As tropas norte-americanas continuam na região, mas tudo indica que estejam mesmo de saída, como prometido por Donald Trump, que tem sido muito criticado por essa decisão e, talvez por isso, tenha decidido na segunda-feira castigar a Turquia.

Trump ameaça destruir a economia turca se a ofensiva não parar. Para já, vai aumentar as tarifas sobre as importações de aço turco para 50% e suspender as negociações para um acordo comercial no valor de 90 mil milhões de euros.

Estão ainda previstas sanções financeiras sobre vários governantes e ministérios. A União Europeia também decidiu tomar uma atitude mais agressiva na segunda-feira impondo uma suspensão da venda de armas a Ancara.

O exército turco bombardeou esta terça-feira Ras Al Ain sem cessar desde que começou a sua ofensiva contra o YPG, há uma semana. É aqui que se têm dado os combates mais intensos, com os curdos a resistir ferozmente ao avanço do exército nacional sírio, a milícia que está a ser usada pela Turquia neste ataque.

Os curdos contam agora com um aliado de peso na sua luta: o exército regular sírio, às ordens do presidente Assad.

Este apoio resulta de um acordo entre as duas partes e possibilitou que as forças de Damasco entrassem no território controlado pelos curdos.

A cidade de Manbij, que era um alvo anunciado dos turcos e dos seus aliados, está agora sob controlo das forças governamentais. Quem o diz é o ministério da defesa russo, que garante ter forças no local e diz estar a coordenar-se com os turcos.

Conselho de Segurança discute quarta-feira ofensiva turca

Os membros europeus do Conselho de Segurança da ONU pediram uma nova reunião à porta fechada sobre a ofensiva militar turca na Síria que deve realizar-se na quarta-feira, disseram fontes diplomáticas à agência France Presse.
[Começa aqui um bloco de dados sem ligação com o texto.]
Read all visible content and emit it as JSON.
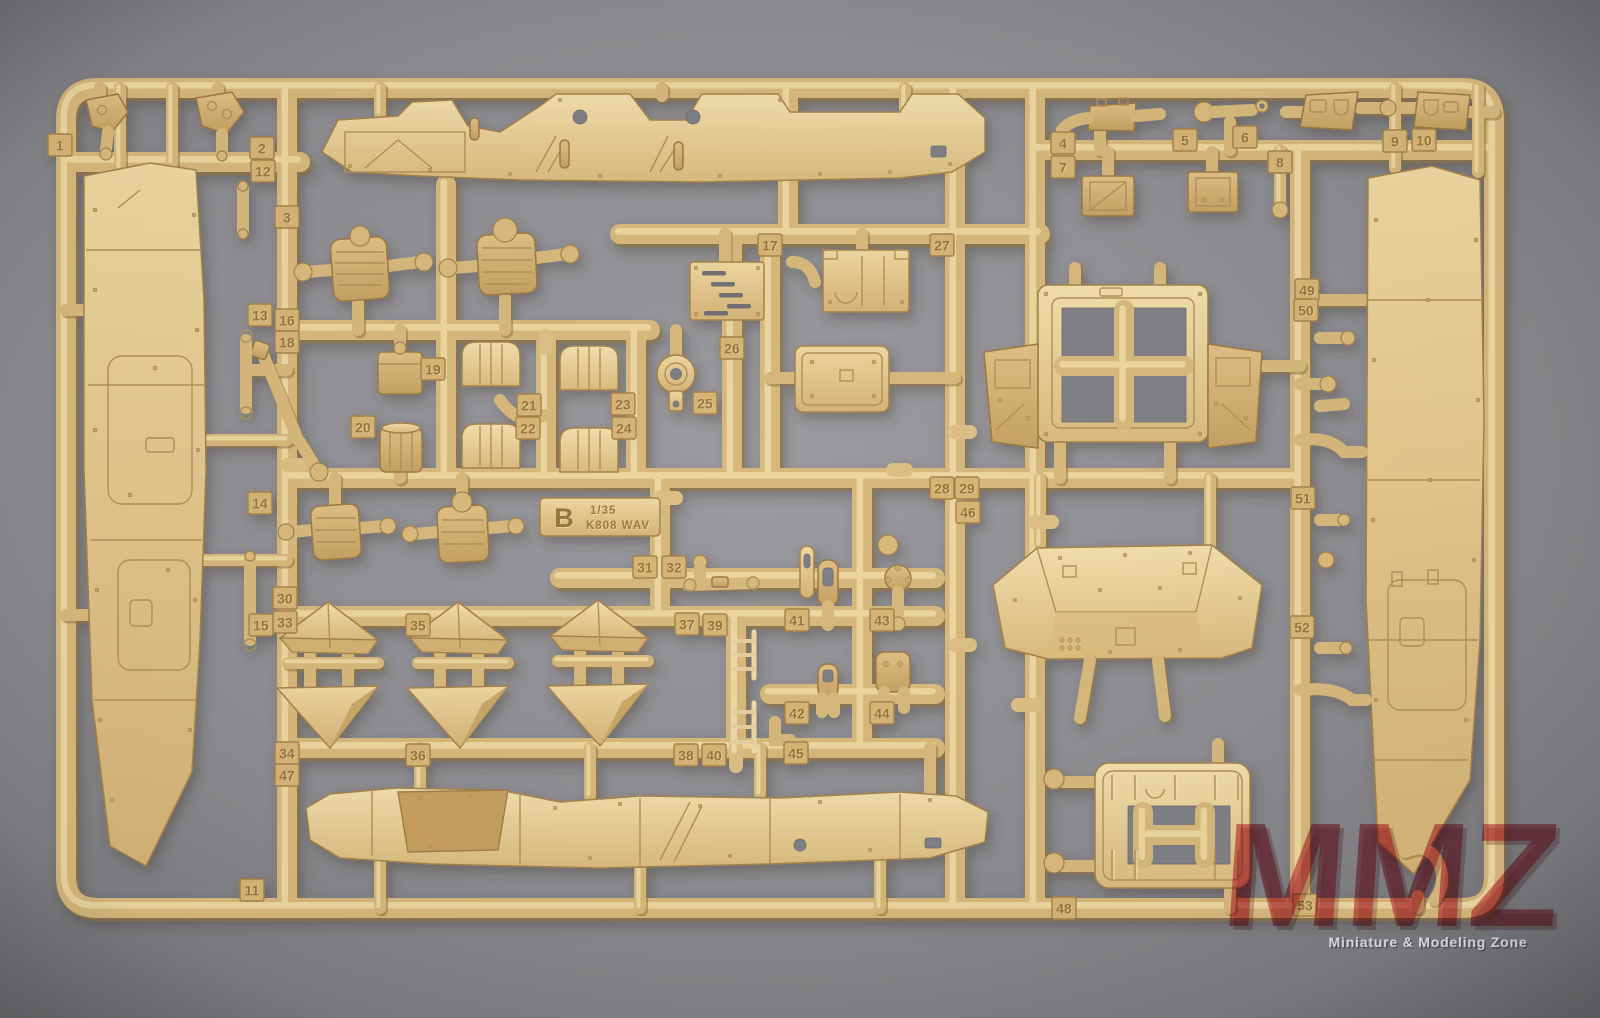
{
  "sprue": {
    "letter": "B",
    "scale": "1/35",
    "kit_name": "K808 WAV",
    "part_tabs": [
      {
        "n": "1",
        "x": 60,
        "y": 145
      },
      {
        "n": "2",
        "x": 262,
        "y": 148
      },
      {
        "n": "3",
        "x": 287,
        "y": 217
      },
      {
        "n": "4",
        "x": 1063,
        "y": 143
      },
      {
        "n": "5",
        "x": 1185,
        "y": 140
      },
      {
        "n": "6",
        "x": 1245,
        "y": 137
      },
      {
        "n": "7",
        "x": 1063,
        "y": 167
      },
      {
        "n": "8",
        "x": 1280,
        "y": 162
      },
      {
        "n": "9",
        "x": 1395,
        "y": 141
      },
      {
        "n": "10",
        "x": 1424,
        "y": 140
      },
      {
        "n": "11",
        "x": 252,
        "y": 890
      },
      {
        "n": "12",
        "x": 263,
        "y": 171
      },
      {
        "n": "13",
        "x": 260,
        "y": 315
      },
      {
        "n": "14",
        "x": 260,
        "y": 503
      },
      {
        "n": "15",
        "x": 261,
        "y": 625
      },
      {
        "n": "16",
        "x": 287,
        "y": 320
      },
      {
        "n": "17",
        "x": 770,
        "y": 245
      },
      {
        "n": "18",
        "x": 287,
        "y": 342
      },
      {
        "n": "19",
        "x": 433,
        "y": 369
      },
      {
        "n": "20",
        "x": 363,
        "y": 427
      },
      {
        "n": "21",
        "x": 529,
        "y": 405
      },
      {
        "n": "22",
        "x": 528,
        "y": 428
      },
      {
        "n": "23",
        "x": 623,
        "y": 404
      },
      {
        "n": "24",
        "x": 624,
        "y": 428
      },
      {
        "n": "25",
        "x": 705,
        "y": 403
      },
      {
        "n": "26",
        "x": 732,
        "y": 348
      },
      {
        "n": "27",
        "x": 942,
        "y": 245
      },
      {
        "n": "28",
        "x": 942,
        "y": 488
      },
      {
        "n": "29",
        "x": 967,
        "y": 488
      },
      {
        "n": "30",
        "x": 285,
        "y": 598
      },
      {
        "n": "31",
        "x": 645,
        "y": 567
      },
      {
        "n": "32",
        "x": 674,
        "y": 567
      },
      {
        "n": "33",
        "x": 285,
        "y": 622
      },
      {
        "n": "34",
        "x": 287,
        "y": 753
      },
      {
        "n": "35",
        "x": 418,
        "y": 625
      },
      {
        "n": "36",
        "x": 418,
        "y": 755
      },
      {
        "n": "37",
        "x": 687,
        "y": 624
      },
      {
        "n": "38",
        "x": 686,
        "y": 755
      },
      {
        "n": "39",
        "x": 715,
        "y": 625
      },
      {
        "n": "40",
        "x": 714,
        "y": 755
      },
      {
        "n": "41",
        "x": 797,
        "y": 620
      },
      {
        "n": "42",
        "x": 797,
        "y": 713
      },
      {
        "n": "43",
        "x": 882,
        "y": 620
      },
      {
        "n": "44",
        "x": 882,
        "y": 713
      },
      {
        "n": "45",
        "x": 796,
        "y": 753
      },
      {
        "n": "46",
        "x": 968,
        "y": 512
      },
      {
        "n": "47",
        "x": 287,
        "y": 775
      },
      {
        "n": "48",
        "x": 1064,
        "y": 908
      },
      {
        "n": "49",
        "x": 1307,
        "y": 290
      },
      {
        "n": "50",
        "x": 1306,
        "y": 310
      },
      {
        "n": "51",
        "x": 1303,
        "y": 498
      },
      {
        "n": "52",
        "x": 1302,
        "y": 627
      },
      {
        "n": "53",
        "x": 1305,
        "y": 905
      }
    ]
  },
  "watermark": {
    "logo": "MMZ",
    "tagline": "Miniature & Modeling Zone"
  },
  "colors": {
    "plastic": "#d7b87b",
    "plastic_highlight": "#f0dba6",
    "plastic_shadow": "#93743f",
    "background": "#8c8c90",
    "watermark_red": "#c8334e"
  }
}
A reunião foi pedida pela Bélgica, Alemanha, França, Polónia e Reino Unido.

Uma primeira reunião na quinta-feira revelou as divisões do Conselho e resultou numa declaração apenas dos europeus que pediam uma suspensão da ofensiva de Ancara.
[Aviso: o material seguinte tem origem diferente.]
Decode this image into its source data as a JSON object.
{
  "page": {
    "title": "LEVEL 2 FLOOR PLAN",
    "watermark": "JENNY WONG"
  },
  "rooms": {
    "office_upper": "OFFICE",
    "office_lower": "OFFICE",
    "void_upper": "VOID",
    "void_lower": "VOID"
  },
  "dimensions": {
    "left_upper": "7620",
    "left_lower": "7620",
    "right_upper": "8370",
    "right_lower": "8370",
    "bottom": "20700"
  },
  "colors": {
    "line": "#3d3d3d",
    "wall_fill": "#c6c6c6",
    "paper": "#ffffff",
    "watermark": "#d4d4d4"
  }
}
A Rússia e a China bloquearam depois na sexta-feira um texto dos Estados Unidos que exigia também o fim da operação turca no norte da Síria.
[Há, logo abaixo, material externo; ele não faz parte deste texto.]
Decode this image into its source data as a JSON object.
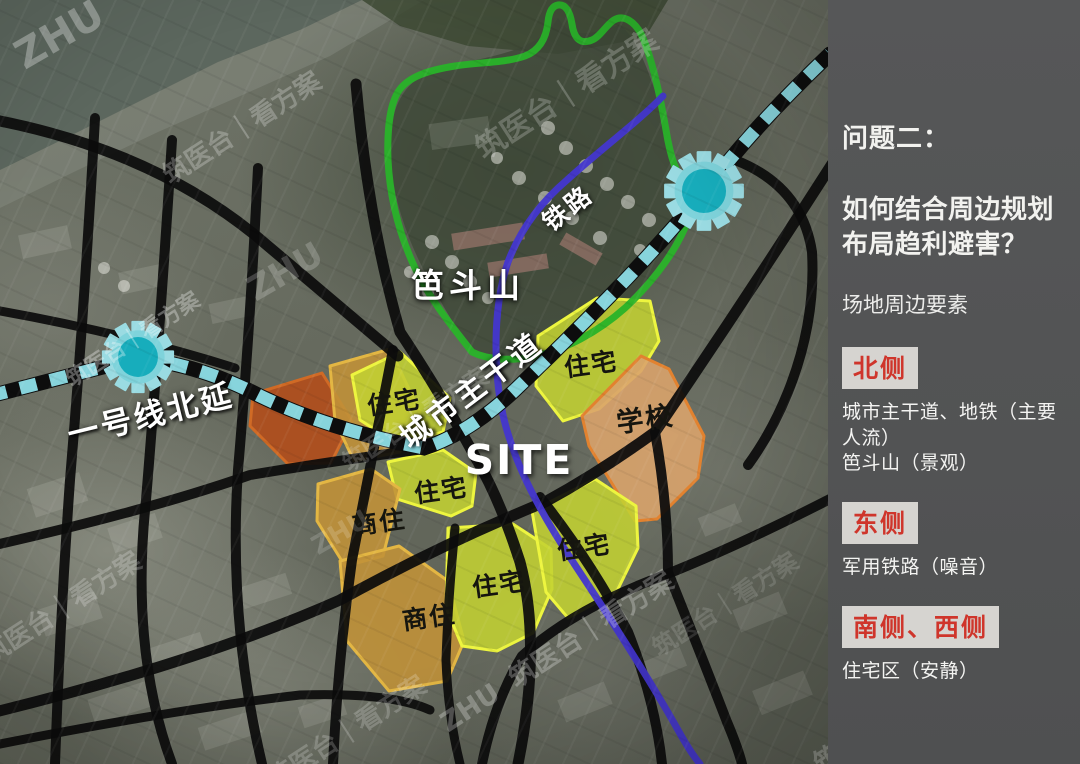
{
  "watermark": {
    "brand": "ZHU",
    "suite": "筑医台｜看方案"
  },
  "map": {
    "labels": {
      "mountain": "笆斗山",
      "railway": "铁路",
      "arterial": "城市主干道",
      "metro": "一号线北延",
      "site": "SITE"
    },
    "zone_labels": [
      {
        "text": "住宅"
      },
      {
        "text": "住宅"
      },
      {
        "text": "住宅"
      },
      {
        "text": "住宅"
      },
      {
        "text": "住宅"
      },
      {
        "text": "商住"
      },
      {
        "text": "商住"
      },
      {
        "text": "学校"
      }
    ]
  },
  "panel": {
    "kicker": "问题二：",
    "title_line1": "如何结合周边规划",
    "title_line2": "布局趋利避害？",
    "subtitle": "场地周边要素",
    "sections": [
      {
        "tag": "北侧",
        "line1": "城市主干道、地铁（主要人流）",
        "line2": "笆斗山（景观）"
      },
      {
        "tag": "东侧",
        "line1": "军用铁路（噪音）",
        "line2": ""
      },
      {
        "tag": "南侧、西侧",
        "line1": "住宅区（安静）",
        "line2": ""
      }
    ]
  },
  "colors": {
    "residential": "#c3d232",
    "mixed_use": "#c09138",
    "school": "#d9a36b",
    "site": "#ea1b2b",
    "metro_dash": "#87d4dc",
    "railway": "#4336cf",
    "greenway": "#29b329",
    "panel_bg": "#545456",
    "tag_red": "#cf352b"
  }
}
Um diplomata que não quis ser identificado indicou que a Rússia poderá novamente opor-se a um consenso.

Moscovo, que já vetou 13 vezes resoluções do Conselho de Segurança desde o início da guerra na Síria em 2011, poderá ficar cada vez mais isolado na ONU.

Além dos Estados Unidos que exigem cada vez mais claramente uma paragem imediata da ofensiva militar, com sanções a ajudar, a China pediu hoje à Turquia para “suspender a sua ação militar e encontrar o caminho correto de uma resolução política”.

As forças de Ancara lançaram a ofensiva a 9 de outubro e desde então tomaram uma faixa fronteiriça de perto de 120 quilómetros.